I believe the CWG needs to make a change of adding something like the following at the beginning of 3.8 [basic.life]. This will become a CWG issue. We are NOT requesting that this be added as part of this proposal. However we will assume an interpretation along these lines, and believe that the general intent here is uncontroversial. Possible addition to 3.8:

All statements about the ordering of evaluations in this section, using words like "before", "after", and "during", refer to the happens before order defined in 1.10[intro.multithread]. [Note: We ignore situations in which evaluations are unordered by happens before, since these require a data race (1.10)[intro.multithread], which already results in undefined behavior --end note]

We do propose to make the following related clarification to the library description:

Proposed resolution:

Add the following as a second paragraph to 17.6.3.10 [res.on.objects]:

[Note: In particular, the program is required to ensure that completion of the constructor for any standard-library-defined class happens before any other member function invocation on that class object, and unless otherwise specified, to ensure that completion of any member function invocation, other than destruction, on a class object happens before destruction of that object. This applies even to objects, such as mutexes, intended for thread synchronization. -- end note.]

I believe condition variables are the only intended exception to this. However, the current precondition, as modified by LWG 1221, does not make this clear. It states "There shall be no thread blocked on *this", which is entirely redundant with the default lifetime rules, which would require that any wait calls happen before destruction.

Proposed resolution:

Add after 30.5.1p4 [thread.condition.condvar], whether or not updated by LWG1221, and after 30.5.2p3:

This relaxes the usual rules, which would have required all wait calls to happen before destruction. Only the notifications to unblock the wait must happen before destruction.

Bitset, vector<bool> (LWG 1329)

The common implementation of vector<bool> is as an unsynchronized bitfield. The addition of 23.2.2 [container.requirements.dataraces]/2 would require either a change in representation or a change in access synchronization, both of which are undesireable with respect to compatibility and performance.
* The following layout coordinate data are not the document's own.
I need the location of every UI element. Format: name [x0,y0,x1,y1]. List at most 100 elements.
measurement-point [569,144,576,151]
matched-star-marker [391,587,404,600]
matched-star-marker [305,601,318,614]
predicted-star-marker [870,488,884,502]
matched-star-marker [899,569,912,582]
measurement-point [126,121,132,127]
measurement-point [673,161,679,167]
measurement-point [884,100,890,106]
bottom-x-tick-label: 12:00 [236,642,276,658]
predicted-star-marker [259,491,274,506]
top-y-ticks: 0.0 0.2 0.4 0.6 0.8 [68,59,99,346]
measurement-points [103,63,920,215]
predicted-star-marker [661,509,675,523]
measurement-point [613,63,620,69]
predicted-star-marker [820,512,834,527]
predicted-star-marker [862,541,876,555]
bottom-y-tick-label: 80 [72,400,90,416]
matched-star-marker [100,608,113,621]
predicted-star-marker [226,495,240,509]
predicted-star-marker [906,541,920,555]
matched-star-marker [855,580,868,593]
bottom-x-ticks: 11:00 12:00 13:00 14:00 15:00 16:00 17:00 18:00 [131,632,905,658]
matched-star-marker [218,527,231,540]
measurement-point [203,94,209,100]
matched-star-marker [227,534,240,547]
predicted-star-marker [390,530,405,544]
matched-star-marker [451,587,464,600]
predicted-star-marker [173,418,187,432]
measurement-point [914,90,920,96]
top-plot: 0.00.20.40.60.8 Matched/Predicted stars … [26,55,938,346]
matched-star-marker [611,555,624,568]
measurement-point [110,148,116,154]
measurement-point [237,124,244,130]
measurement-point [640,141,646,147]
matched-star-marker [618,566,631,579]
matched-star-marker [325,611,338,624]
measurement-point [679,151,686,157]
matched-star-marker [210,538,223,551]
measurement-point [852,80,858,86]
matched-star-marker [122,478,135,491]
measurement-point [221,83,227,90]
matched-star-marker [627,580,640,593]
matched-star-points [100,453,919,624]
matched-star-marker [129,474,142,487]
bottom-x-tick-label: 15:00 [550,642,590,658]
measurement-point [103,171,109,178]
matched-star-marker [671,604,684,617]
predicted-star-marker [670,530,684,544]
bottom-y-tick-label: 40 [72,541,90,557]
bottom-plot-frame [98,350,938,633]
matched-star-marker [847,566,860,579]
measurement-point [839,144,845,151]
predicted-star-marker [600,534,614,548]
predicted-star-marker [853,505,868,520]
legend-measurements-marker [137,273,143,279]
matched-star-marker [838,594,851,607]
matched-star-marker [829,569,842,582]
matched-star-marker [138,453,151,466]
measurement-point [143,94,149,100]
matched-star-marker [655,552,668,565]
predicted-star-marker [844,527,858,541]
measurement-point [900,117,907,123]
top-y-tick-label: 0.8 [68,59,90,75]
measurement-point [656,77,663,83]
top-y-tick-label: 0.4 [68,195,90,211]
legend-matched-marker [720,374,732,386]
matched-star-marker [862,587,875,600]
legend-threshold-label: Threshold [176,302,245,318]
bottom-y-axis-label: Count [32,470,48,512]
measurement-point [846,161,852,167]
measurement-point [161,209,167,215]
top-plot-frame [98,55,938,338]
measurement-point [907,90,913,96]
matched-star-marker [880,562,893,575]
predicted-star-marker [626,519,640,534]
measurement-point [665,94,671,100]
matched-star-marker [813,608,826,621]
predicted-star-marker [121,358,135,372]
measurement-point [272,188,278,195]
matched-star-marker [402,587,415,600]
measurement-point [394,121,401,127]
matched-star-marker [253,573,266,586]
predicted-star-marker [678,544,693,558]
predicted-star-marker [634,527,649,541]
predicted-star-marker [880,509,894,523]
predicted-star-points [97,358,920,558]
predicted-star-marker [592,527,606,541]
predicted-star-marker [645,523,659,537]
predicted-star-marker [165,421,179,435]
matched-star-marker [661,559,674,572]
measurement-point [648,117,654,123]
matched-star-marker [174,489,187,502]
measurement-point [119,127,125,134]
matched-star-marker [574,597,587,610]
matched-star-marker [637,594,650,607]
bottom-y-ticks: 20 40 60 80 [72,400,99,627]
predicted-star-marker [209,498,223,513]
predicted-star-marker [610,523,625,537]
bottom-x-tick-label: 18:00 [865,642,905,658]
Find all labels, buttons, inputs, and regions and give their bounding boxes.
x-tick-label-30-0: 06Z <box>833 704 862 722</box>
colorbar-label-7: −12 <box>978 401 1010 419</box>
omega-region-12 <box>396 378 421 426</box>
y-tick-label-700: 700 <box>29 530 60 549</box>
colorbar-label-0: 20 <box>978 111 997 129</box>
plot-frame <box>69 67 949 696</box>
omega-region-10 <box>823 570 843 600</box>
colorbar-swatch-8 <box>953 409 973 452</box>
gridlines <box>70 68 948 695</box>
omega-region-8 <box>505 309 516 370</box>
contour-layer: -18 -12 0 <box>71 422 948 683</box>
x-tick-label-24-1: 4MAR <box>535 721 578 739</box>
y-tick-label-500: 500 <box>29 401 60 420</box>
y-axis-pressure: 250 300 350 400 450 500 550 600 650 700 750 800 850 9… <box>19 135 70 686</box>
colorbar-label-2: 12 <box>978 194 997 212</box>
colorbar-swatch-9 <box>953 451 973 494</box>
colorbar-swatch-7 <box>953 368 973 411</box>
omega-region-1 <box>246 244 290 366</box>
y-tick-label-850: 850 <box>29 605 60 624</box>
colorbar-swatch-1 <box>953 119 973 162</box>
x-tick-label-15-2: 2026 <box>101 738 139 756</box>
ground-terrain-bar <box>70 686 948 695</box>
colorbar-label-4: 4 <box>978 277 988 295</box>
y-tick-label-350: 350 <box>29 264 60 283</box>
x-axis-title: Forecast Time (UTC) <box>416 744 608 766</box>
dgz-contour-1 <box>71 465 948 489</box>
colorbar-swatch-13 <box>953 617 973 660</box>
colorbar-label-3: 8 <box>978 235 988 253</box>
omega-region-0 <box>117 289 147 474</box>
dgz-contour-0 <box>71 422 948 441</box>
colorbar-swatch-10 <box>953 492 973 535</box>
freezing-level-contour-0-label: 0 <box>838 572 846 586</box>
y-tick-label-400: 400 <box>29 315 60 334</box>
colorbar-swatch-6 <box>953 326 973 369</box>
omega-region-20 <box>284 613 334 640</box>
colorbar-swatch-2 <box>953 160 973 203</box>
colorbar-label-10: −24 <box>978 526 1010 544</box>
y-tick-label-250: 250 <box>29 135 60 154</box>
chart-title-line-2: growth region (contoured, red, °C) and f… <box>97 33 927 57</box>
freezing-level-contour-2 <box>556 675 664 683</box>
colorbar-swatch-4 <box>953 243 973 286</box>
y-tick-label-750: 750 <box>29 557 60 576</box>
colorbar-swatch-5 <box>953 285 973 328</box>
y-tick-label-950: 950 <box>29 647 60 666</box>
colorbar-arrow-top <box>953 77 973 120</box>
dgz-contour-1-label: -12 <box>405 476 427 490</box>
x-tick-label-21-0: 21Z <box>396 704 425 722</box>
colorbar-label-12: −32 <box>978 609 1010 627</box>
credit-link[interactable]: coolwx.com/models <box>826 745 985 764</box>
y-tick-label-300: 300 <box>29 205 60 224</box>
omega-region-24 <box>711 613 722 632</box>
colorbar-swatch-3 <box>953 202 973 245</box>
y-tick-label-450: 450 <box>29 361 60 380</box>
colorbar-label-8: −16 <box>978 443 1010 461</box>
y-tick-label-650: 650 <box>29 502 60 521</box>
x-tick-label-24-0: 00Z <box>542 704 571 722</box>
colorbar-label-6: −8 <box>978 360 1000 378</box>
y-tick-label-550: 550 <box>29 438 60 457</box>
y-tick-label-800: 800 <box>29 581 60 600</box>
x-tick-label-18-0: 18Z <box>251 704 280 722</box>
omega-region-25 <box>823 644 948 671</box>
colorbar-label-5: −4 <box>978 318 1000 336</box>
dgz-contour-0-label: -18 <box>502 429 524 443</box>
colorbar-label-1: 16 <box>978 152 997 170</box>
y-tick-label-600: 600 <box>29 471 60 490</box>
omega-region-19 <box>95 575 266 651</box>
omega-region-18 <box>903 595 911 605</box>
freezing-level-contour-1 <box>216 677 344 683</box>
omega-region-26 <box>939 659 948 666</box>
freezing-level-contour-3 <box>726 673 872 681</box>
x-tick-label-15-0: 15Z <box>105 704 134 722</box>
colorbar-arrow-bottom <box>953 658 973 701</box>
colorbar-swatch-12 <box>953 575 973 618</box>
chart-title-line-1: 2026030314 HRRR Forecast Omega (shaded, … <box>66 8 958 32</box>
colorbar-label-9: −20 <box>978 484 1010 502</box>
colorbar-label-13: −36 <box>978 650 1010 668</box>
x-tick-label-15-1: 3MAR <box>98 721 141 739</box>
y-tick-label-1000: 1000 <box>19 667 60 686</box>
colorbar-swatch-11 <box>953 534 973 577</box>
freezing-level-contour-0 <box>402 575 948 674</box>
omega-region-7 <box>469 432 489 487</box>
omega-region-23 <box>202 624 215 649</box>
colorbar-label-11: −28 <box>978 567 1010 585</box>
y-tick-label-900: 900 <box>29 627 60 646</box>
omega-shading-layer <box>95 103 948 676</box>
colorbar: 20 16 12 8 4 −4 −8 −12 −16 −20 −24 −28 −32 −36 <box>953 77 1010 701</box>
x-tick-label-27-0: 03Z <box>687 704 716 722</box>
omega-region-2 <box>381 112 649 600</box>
The bitset has a conceptually similar issue. Unfortunately, it appears easier to resolve a bit differently.

Proposed resolution:

Modify 23.2.2 [container.requirements.dataraces]:

Edit paragraph 2 as follows:

2 Notwithstanding (17.6.4.8), implementations are required to avoid data races when the contents of the contained object in different elements in the same sequence, excepting vector<bool>, are modified concurrently.

Edit paragraph 3 as follows:

3 [Note: For a vector<int> x with a size greater than one, x[1] = 5 and *x.begin() = 10 can be executed concurrently without a data race, but x[0] = 5 and *x.begin() = 10 executed concurrently may result in a data race. As an exception to the general rule, for a vector<bool> y, y[0] = true may race with y[1] = true.end note]

Add at the end of the returns clause for bitset operator[] (20.5.2p57 [bitset.members]):

For the purpose of determining the presence of a data race (1.10) any access or update through the resulting reference potentially accesses or modifies, respectively, the entire underlying bitset.